In Toppendorf wohnten nach 1945 noch 4 Familien: Kettner, Scherian, Ludwig und Popko. Die große Feldscheune wurde 1946 demoliert. Das Rittergutsland wurde auch zu Schrebergärten aufgeteilt: z.B. "Dürre Wiese".

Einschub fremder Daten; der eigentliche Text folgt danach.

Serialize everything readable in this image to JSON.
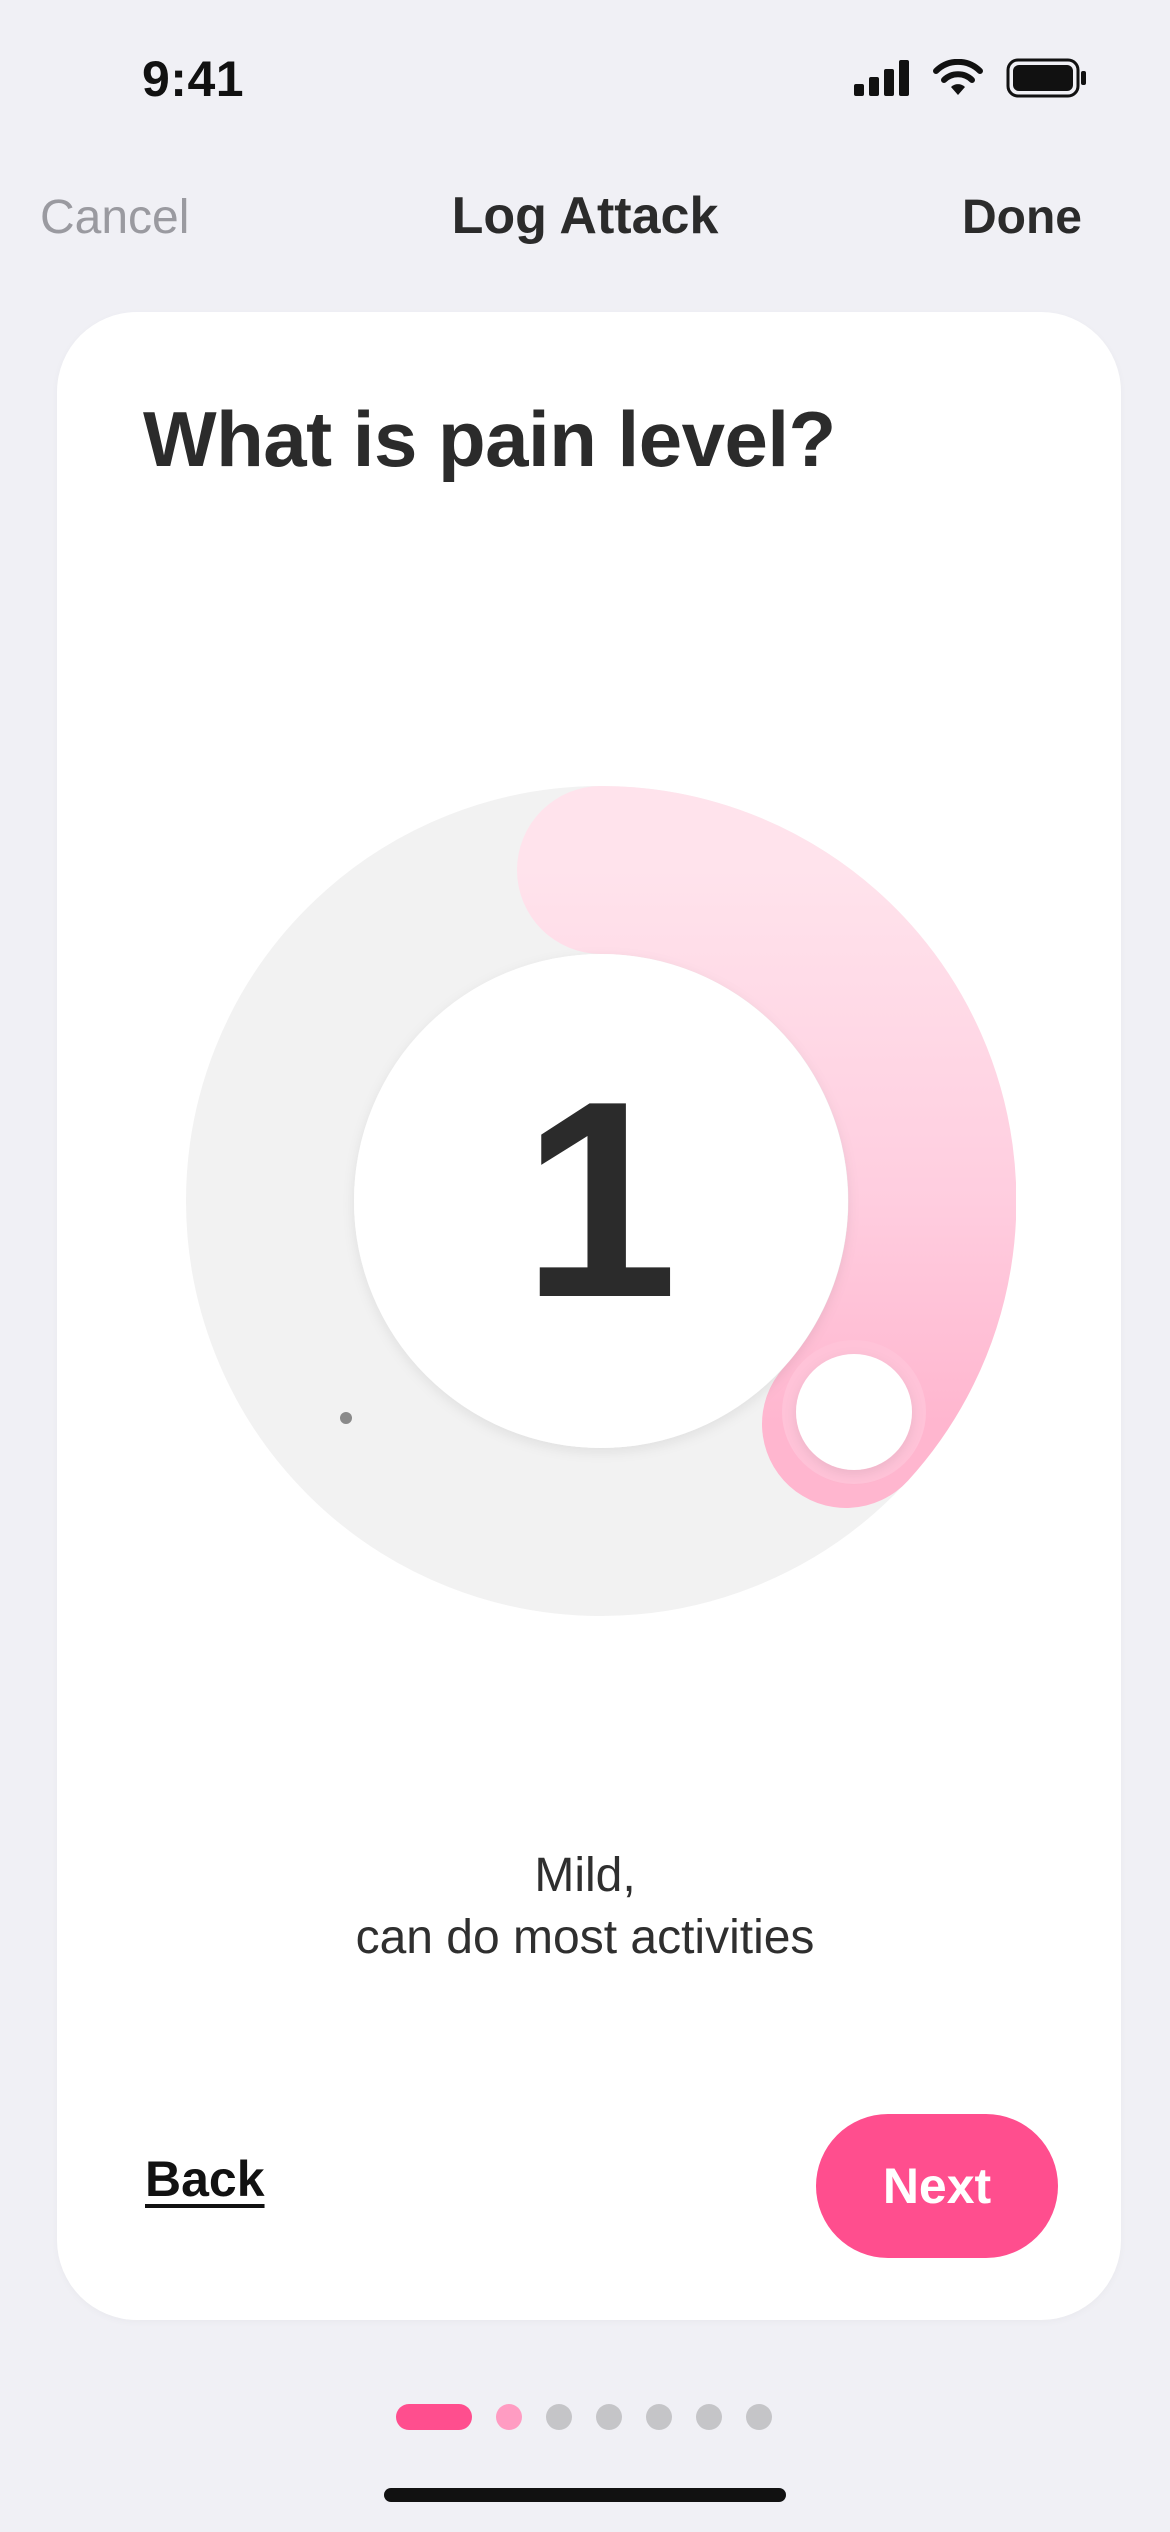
{
  "status_bar": {
    "time": "9:41"
  },
  "nav": {
    "cancel_label": "Cancel",
    "title": "Log Attack",
    "done_label": "Done"
  },
  "card": {
    "question": "What is pain level?",
    "pain_level": "1",
    "description_line1": "Mild,",
    "description_line2": "can do most activities",
    "back_label": "Back",
    "next_label": "Next"
  },
  "pager": {
    "total_steps": 7,
    "current_step": 1
  },
  "colors": {
    "accent": "#FF4E8E",
    "accent_light": "#FFD6E6",
    "track": "#F2F2F2",
    "background": "#F0F0F5"
  }
}
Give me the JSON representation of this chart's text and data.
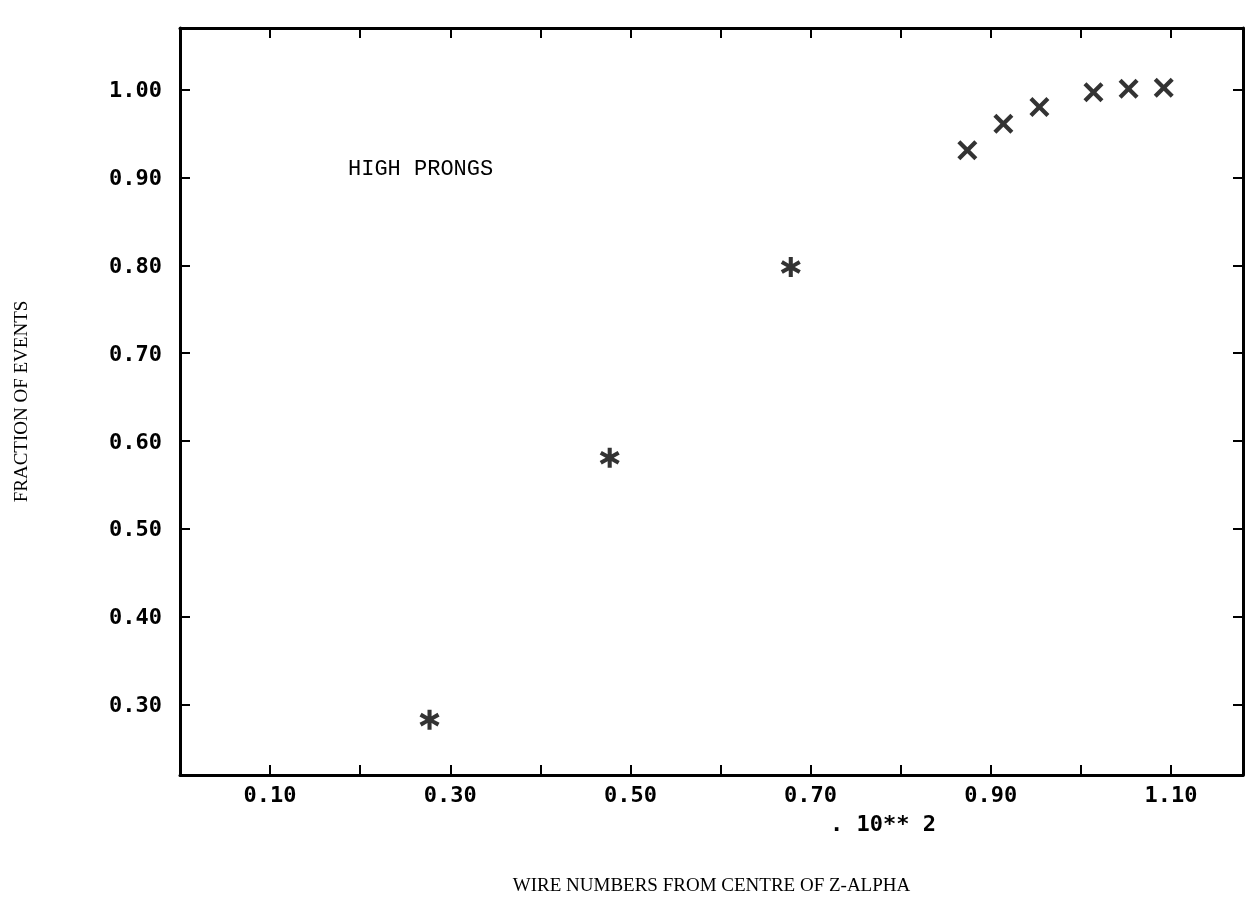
{
  "chart_data": {
    "type": "scatter",
    "xlabel": "WIRE NUMBERS FROM CENTRE OF Z-ALPHA",
    "ylabel": "FRACTION OF EVENTS",
    "annotations": [
      "HIGH PRONGS",
      ". 10** 2"
    ],
    "series": [
      {
        "color": "#000000",
        "marker": "star",
        "x": [
          0.277,
          0.477,
          0.678
        ],
        "values": [
          0.283,
          0.581,
          0.798
        ]
      },
      {
        "color": "#000000",
        "marker": "cross",
        "x": [
          0.874,
          0.914,
          0.954,
          1.014,
          1.053,
          1.092
        ],
        "values": [
          0.931,
          0.961,
          0.98,
          0.997,
          1.001,
          1.002
        ]
      }
    ],
    "xlim": [
      0.0,
      1.18
    ],
    "xticks": [
      {
        "value": 0.1,
        "label": "0.10"
      },
      {
        "value": 0.2,
        "label": null
      },
      {
        "value": 0.3,
        "label": "0.30"
      },
      {
        "value": 0.4,
        "label": null
      },
      {
        "value": 0.5,
        "label": "0.50"
      },
      {
        "value": 0.6,
        "label": null
      },
      {
        "value": 0.7,
        "label": "0.70"
      },
      {
        "value": 0.8,
        "label": null
      },
      {
        "value": 0.9,
        "label": "0.90"
      },
      {
        "value": 1.0,
        "label": null
      },
      {
        "value": 1.1,
        "label": "1.10"
      }
    ],
    "ylim": [
      0.22,
      1.07
    ],
    "yticks": [
      {
        "value": 0.3,
        "label": "0.30"
      },
      {
        "value": 0.4,
        "label": "0.40"
      },
      {
        "value": 0.5,
        "label": "0.50"
      },
      {
        "value": 0.6,
        "label": "0.60"
      },
      {
        "value": 0.7,
        "label": "0.70"
      },
      {
        "value": 0.8,
        "label": "0.80"
      },
      {
        "value": 0.9,
        "label": "0.90"
      },
      {
        "value": 1.0,
        "label": "1.00"
      }
    ],
    "grid": false
  }
}
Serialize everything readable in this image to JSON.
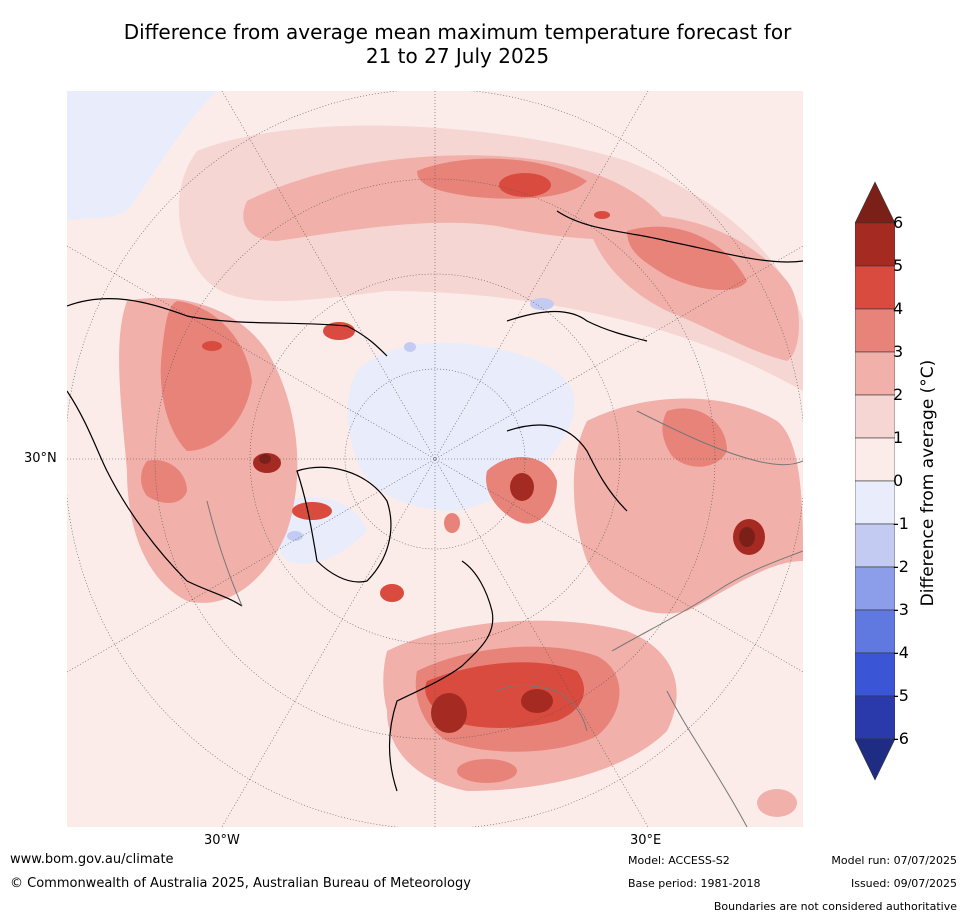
{
  "title": {
    "line1": "Difference from average mean maximum temperature forecast for",
    "line2": "21 to 27 July 2025"
  },
  "map_labels": {
    "lat_30n": "30°N",
    "lon_30w": "30°W",
    "lon_30e": "30°E"
  },
  "colorbar": {
    "label": "Difference from average (°C)",
    "ticks": [
      "6",
      "5",
      "4",
      "3",
      "2",
      "1",
      "0",
      "-1",
      "-2",
      "-3",
      "-4",
      "-5",
      "-6"
    ],
    "colors": {
      "above_6": "#7b2018",
      "5_6": "#a52b22",
      "4_5": "#d94b3f",
      "3_4": "#e8837a",
      "2_3": "#f1b0aa",
      "1_2": "#f6d6d2",
      "0_1": "#fbecea",
      "m1_0": "#e8ecfb",
      "m2_m1": "#c3cbf2",
      "m3_m2": "#8c9de9",
      "m4_m3": "#5f79e0",
      "m5_m4": "#3a56d6",
      "m6_m5": "#2b3aab",
      "below_m6": "#1f2c84"
    }
  },
  "footer": {
    "website": "www.bom.gov.au/climate",
    "copyright": "© Commonwealth of Australia 2025, Australian Bureau of Meteorology",
    "model": "Model: ACCESS-S2",
    "base_period": "Base period: 1981-2018",
    "model_run": "Model run: 07/07/2025",
    "issued": "Issued: 09/07/2025",
    "disclaimer": "Boundaries are not considered authoritative"
  }
}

Nach dem 2. Weltkrieg nahm die Einwohnerzahl vor allem in den Dörfern durch die Umsiedler und Flüchtlinge aus Schlesien, Ost- und Westpreußen und Sudetenland enorm zu. In Balgstädt betrug die Einwohnerzahl 600 plus 400 Flüchtlinge. Diese stammten aus Galizien, Ostpreußen, Westpreußen, Rumänien, Sudetengau, Oberschlesien, Riga, Bremen, Berlin. Durch die Bodenreform wurde der Großgrundbesitz an die Landarbeiter und Industriearbeiter aufgeteilt. So erhielten auch die Flüchtlinge, die im Frühjahr 1946 nicht nach Schwaben weiter ziehen wollten, Land. Nun wurde der Bauer ein freier Bauer und Landarbeiter gab es nicht mehr. Im Schloß werden nach 1945 die Schule mit 4 Klassenzimmern, der Kindergarten mit 3 Räumen, die Küche mit Schulspeiseraum eingerichtet. Außerdem wohnten noch 10 Familien im Schloß; dieses befand sich in einem desolaten Zustand und wurde von Jahr zu Jahr immer baufälliger.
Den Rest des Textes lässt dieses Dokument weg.